Null models

rand(N::ProbabilisticNetwork)

Converts a probabilistic network into a deterministic one by performing random draws. All interactions are treated as independent Bernoulli events. Note that this network is not checked for degeneracy, i.e. species can end up with no interactions.

References

• Poisot, T., Cirtwill, A.R., Cazelles, K., Gravel, D., Fortin, M.-J., Stouffer, D.B., 2016. The structure of probabilistic networks. Methods in Ecology and Evolution 7, 303–312. https://doi.org/10.1111/2041-210X.12468

rand(N::ProbabilisticNetwork, n::T) where {T<:Integer}

Generates a number of random deterministic networks based on a probabilistic network.

References

• Poisot, T., Cirtwill, A.R., Cazelles, K., Gravel, D., Fortin, M.-J., Stouffer, D.B., 2016. The structure of probabilistic networks. Methods in Ecology and Evolution 7, 303–312. https://doi.org/10.1111/2041-210X.12468

rand(N::ProbabilisticNetwork, S::Tuple{Int64,Int64})
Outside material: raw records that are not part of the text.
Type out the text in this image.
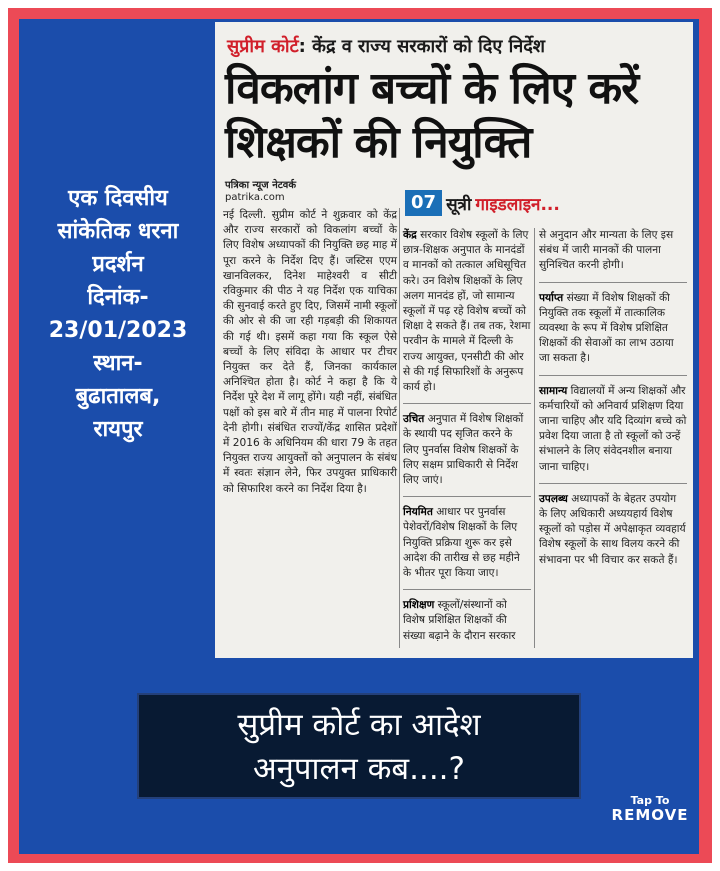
एक दिवसीय
सांकेतिक धरना
प्रदर्शन
दिनांक-
23/01/2023
स्थान-
बुढातालब,
रायपुर
सुप्रीम कोर्ट: केंद्र व राज्य सरकारों को दिए निर्देश
विकलांग बच्चों के लिए करें
शिक्षकों की नियुक्ति
पत्रिका न्यूज नेटवर्क
patrika.com	07 सूत्री गाइडलाइन...
नई दिल्ली. सुप्रीम कोर्ट ने शुक्रवार को केंद्र और राज्य सरकारों को विकलांग बच्चों के लिए विशेष अध्यापकों की नियुक्ति छह माह में पूरा करने के निर्देश दिए हैं। जस्टिस एएम खानविलकर, दिनेश माहेश्वरी व सीटी रविकुमार की पीठ ने यह निर्देश एक याचिका की सुनवाई करते हुए दिए, जिसमें नामी स्कूलों की ओर से की जा रही गड़बड़ी की शिकायत की गई थी। इसमें कहा गया कि स्कूल ऐसे बच्चों के लिए संविदा के आधार पर टीचर नियुक्त कर देते हैं, जिनका कार्यकाल अनिश्चित होता है। कोर्ट ने कहा है कि ये निर्देश पूरे देश में लागू होंगे। यही नहीं, संबंधित पक्षों को इस बारे में तीन माह में पालना रिपोर्ट देनी होगी। संबंधित राज्यों/केंद्र शासित प्रदेशों में 2016 के अधिनियम की धारा 79 के तहत नियुक्त राज्य आयुक्तों को अनुपालन के संबंध में स्वतः संज्ञान लेने, फिर उपयुक्त प्राधिकारी को सिफारिश करने का निर्देश दिया है।
केंद्र सरकार विशेष स्कूलों के लिए छात्र-शिक्षक अनुपात के मानदंडों व मानकों को तत्काल अधिसूचित करे। उन विशेष शिक्षकों के लिए अलग मानदंड हों, जो सामान्य स्कूलों में पढ़ रहे विशेष बच्चों को शिक्षा दे सकते हैं। तब तक, रेशमा परवीन के मामले में दिल्ली के राज्य आयुक्त, एनसीटी की ओर से की गई सिफारिशों के अनुरूप कार्य हो।
उचित अनुपात में विशेष शिक्षकों के स्थायी पद सृजित करने के लिए पुनर्वास विशेष शिक्षकों के लिए सक्षम प्राधिकारी से निर्देश लिए जाएं।
नियमित आधार पर पुनर्वास पेशेवरों/विशेष शिक्षकों के लिए नियुक्ति प्रक्रिया शुरू कर इसे आदेश की तारीख से छह महीने के भीतर पूरा किया जाए।
प्रशिक्षण स्कूलों/संस्थानों को विशेष प्रशिक्षित शिक्षकों की संख्या बढ़ाने के दौरान सरकार
से अनुदान और मान्यता के लिए इस संबंध में जारी मानकों की पालना सुनिश्चित करनी होगी।
पर्याप्त संख्या में विशेष शिक्षकों की नियुक्ति तक स्कूलों में तात्कालिक व्यवस्था के रूप में विशेष प्रशिक्षित शिक्षकों की सेवाओं का लाभ उठाया जा सकता है।
सामान्य विद्यालयों में अन्य शिक्षकों और कर्मचारियों को अनिवार्य प्रशिक्षण दिया जाना चाहिए और यदि दिव्यांग बच्चे को प्रवेश दिया जाता है तो स्कूलों को उन्हें संभालने के लिए संवेदनशील बनाया जाना चाहिए।
उपलब्ध अध्यापकों के बेहतर उपयोग के लिए अधिकारी अध्ययहार्य विशेष स्कूलों को पड़ोस में अपेक्षाकृत व्यवहार्य विशेष स्कूलों के साथ विलय करने की संभावना पर भी विचार कर सकते हैं।
सुप्रीम कोर्ट का आदेश
अनुपालन कब....?
Tap To
REMOVE
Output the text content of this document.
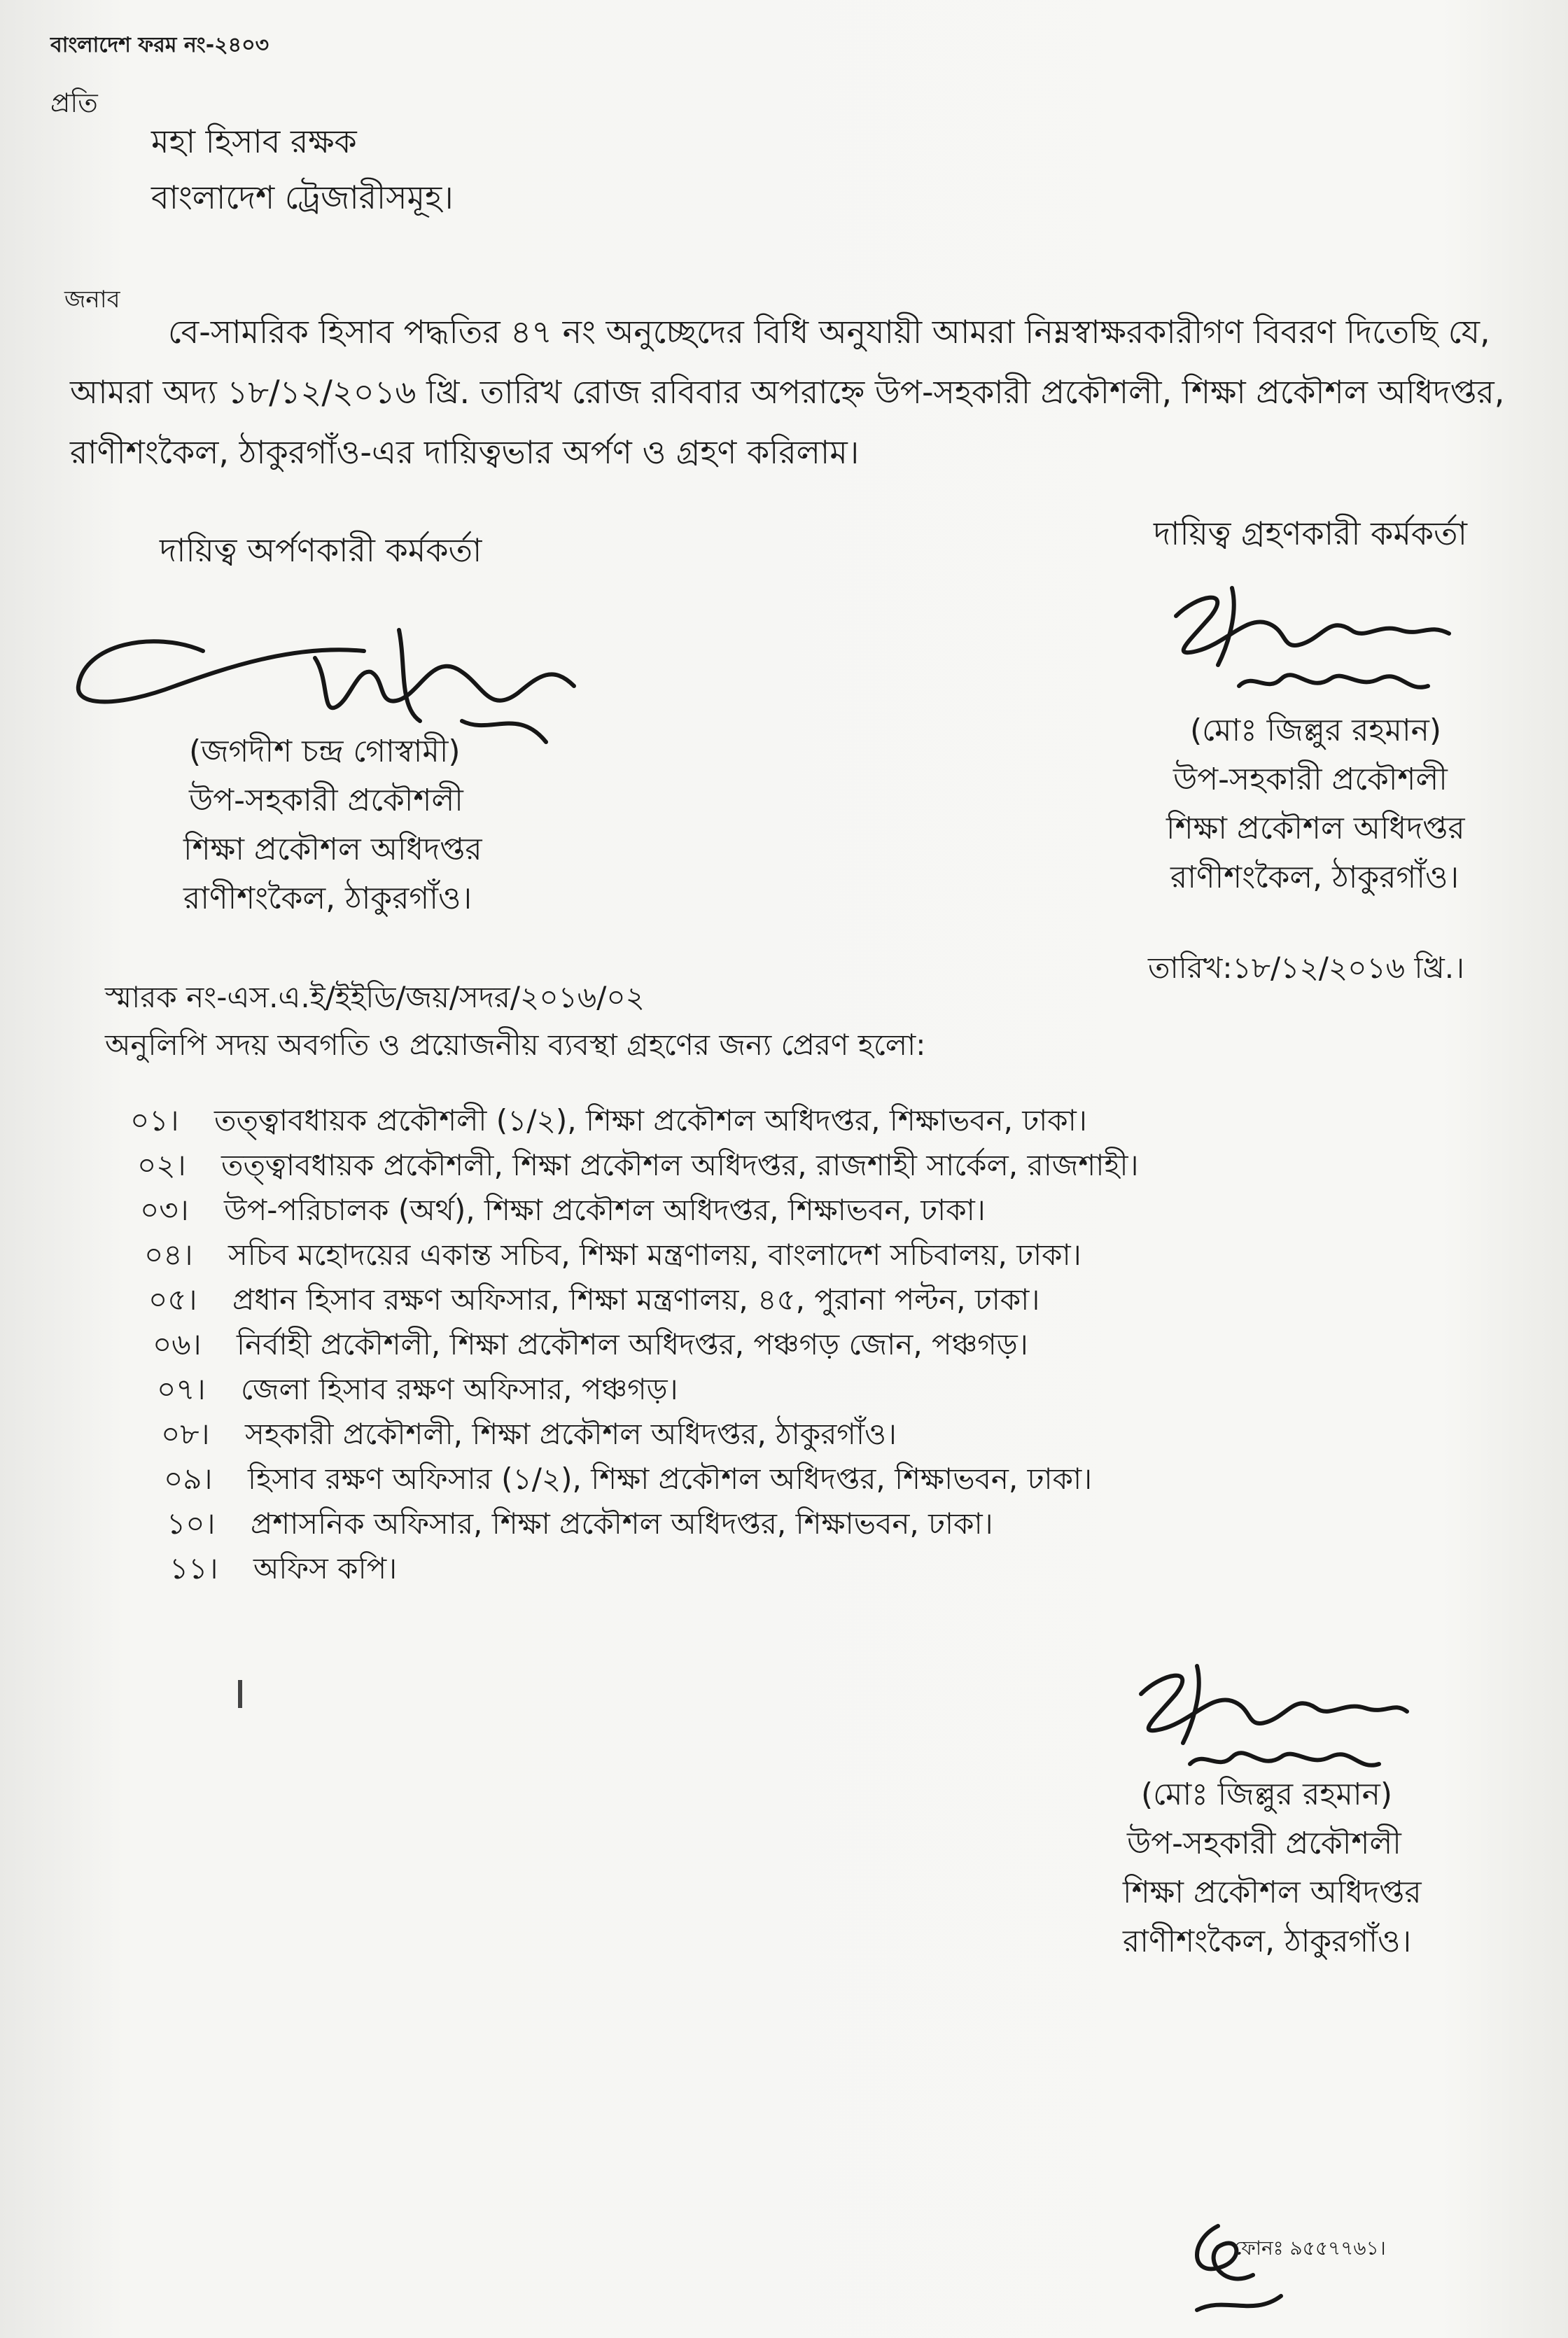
বাংলাদেশ ফরম নং-২৪০৩
প্রতি
মহা হিসাব রক্ষক
বাংলাদেশ ট্রেজারীসমূহ।
জনাব
বে-সামরিক হিসাব পদ্ধতির ৪৭ নং অনুচ্ছেদের বিধি অনুযায়ী আমরা নিম্নস্বাক্ষরকারীগণ বিবরণ দিতেছি যে,
আমরা অদ্য ১৮/১২/২০১৬ খ্রি. তারিখ রোজ রবিবার অপরাহ্নে উপ-সহকারী প্রকৌশলী, শিক্ষা প্রকৌশল অধিদপ্তর,
রাণীশংকৈল, ঠাকুরগাঁও-এর দায়িত্বভার অর্পণ ও গ্রহণ করিলাম।
দায়িত্ব অর্পণকারী কর্মকর্তা
(জগদীশ চন্দ্র গোস্বামী)
উপ-সহকারী প্রকৌশলী
শিক্ষা প্রকৌশল অধিদপ্তর
রাণীশংকৈল, ঠাকুরগাঁও।
দায়িত্ব গ্রহণকারী কর্মকর্তা
(মোঃ জিল্লুর রহমান)
উপ-সহকারী প্রকৌশলী
শিক্ষা প্রকৌশল অধিদপ্তর
রাণীশংকৈল, ঠাকুরগাঁও।
স্মারক নং-এস.এ.ই/ইইডি/জয়/সদর/২০১৬/০২
তারিখ:১৮/১২/২০১৬ খ্রি.।
অনুলিপি সদয় অবগতি ও প্রয়োজনীয় ব্যবস্থা গ্রহণের জন্য প্রেরণ হলো:
০১। তত্ত্বাবধায়ক প্রকৌশলী (১/২), শিক্ষা প্রকৌশল অধিদপ্তর, শিক্ষাভবন, ঢাকা।
০২। তত্ত্বাবধায়ক প্রকৌশলী, শিক্ষা প্রকৌশল অধিদপ্তর, রাজশাহী সার্কেল, রাজশাহী।
০৩। উপ-পরিচালক (অর্থ), শিক্ষা প্রকৌশল অধিদপ্তর, শিক্ষাভবন, ঢাকা।
০৪। সচিব মহোদয়ের একান্ত সচিব, শিক্ষা মন্ত্রণালয়, বাংলাদেশ সচিবালয়, ঢাকা।
০৫। প্রধান হিসাব রক্ষণ অফিসার, শিক্ষা মন্ত্রণালয়, ৪৫, পুরানা পল্টন, ঢাকা।
০৬। নির্বাহী প্রকৌশলী, শিক্ষা প্রকৌশল অধিদপ্তর, পঞ্চগড় জোন, পঞ্চগড়।
০৭। জেলা হিসাব রক্ষণ অফিসার, পঞ্চগড়।
০৮। সহকারী প্রকৌশলী, শিক্ষা প্রকৌশল অধিদপ্তর, ঠাকুরগাঁও।
০৯। হিসাব রক্ষণ অফিসার (১/২), শিক্ষা প্রকৌশল অধিদপ্তর, শিক্ষাভবন, ঢাকা।
১০। প্রশাসনিক অফিসার, শিক্ষা প্রকৌশল অধিদপ্তর, শিক্ষাভবন, ঢাকা।
১১। অফিস কপি।
(মোঃ জিল্লুর রহমান)
উপ-সহকারী প্রকৌশলী
শিক্ষা প্রকৌশল অধিদপ্তর
রাণীশংকৈল, ঠাকুরগাঁও।
ফোনঃ ৯৫৫৭৭৬১।
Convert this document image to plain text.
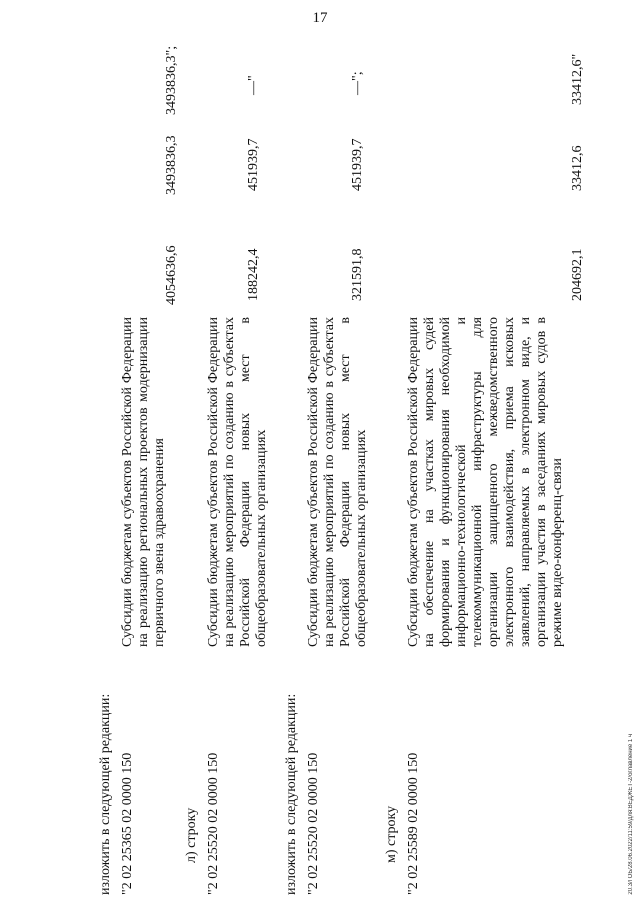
17
изложить в следующей редакции: "2 02 25365 02 0000 150
Субсидии бюджетам субъектов Российской Федерации на реализацию региональных проектов модернизации первичного звена здравоохранения
4054636,6
3493836,3
3493836,3";
л) строку "2 02 25520 02 0000 150
Субсидии бюджетам субъектов Российской Федерации на реализацию мероприятий по созданию в субъектах Российской Федерации новых мест в общеобразовательных организациях
188242,4
451939,7
—"
изложить в следующей редакции: "2 02 25520 02 0000 150
Субсидии бюджетам субъектов Российской Федерации на реализацию мероприятий по созданию в субъектах Российской Федерации новых мест в общеобразовательных организациях
321591,8
451939,7
—";
м) строку "2 02 25589 02 0000 150
Субсидии бюджетам субъектов Российской Федерации на обеспечение на участках мировых судей формирования и функционирования необходимой информационно-технологической и телекоммуникационной инфраструктуры для организации защищенного межведомственного электронного взаимодействия, приема исковых заявлений, направляемых в электронном виде, и организации участия в заседаниях мировых судов в режиме видео-конференц-связи
204692,1
33412,6
33412,6"
20.3/ГОБ/28.06.2022/11:59/для:ВЕДЖЕТ-2/оглавление 1 ч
Generates a number of random deterministic networks based on a probabilistic network, and returns them as a matrix.

References

• Poisot, T., Cirtwill, A.R., Cazelles, K., Gravel, D., Fortin, M.-J., Stouffer, D.B., 2016. The structure of probabilistic networks. Methods in Ecology and Evolution 7, 303–312. https://doi.org/10.1111/2041-210X.12468

null1(N::BinaryNetwork)

Given a network N, null1(N) returns a network with the same dimensions, where every interaction happens with a probability equal to the connectance of N.

Note that this does not guarantee that the network is not degenerate, so the output of this analysis should be filtered using is_degenerate, or passed to simplify. The output of this approach is always a probabilistic network of the same partiteness as the original network.

References

Fortuna, M.A., Bascompte, J., 2006. Habitat loss and the structure of plantanimal mutualistic networks. Ecol. Lett. 9, 281–286. https://doi.org/10.1111/j.1461-0248.2005.00868.x

null2(N::BinaryNetwork)

Given a network N, null2(N) returns a network with the same dimensions, where every interaction happens with a probability equal to the degree of each species.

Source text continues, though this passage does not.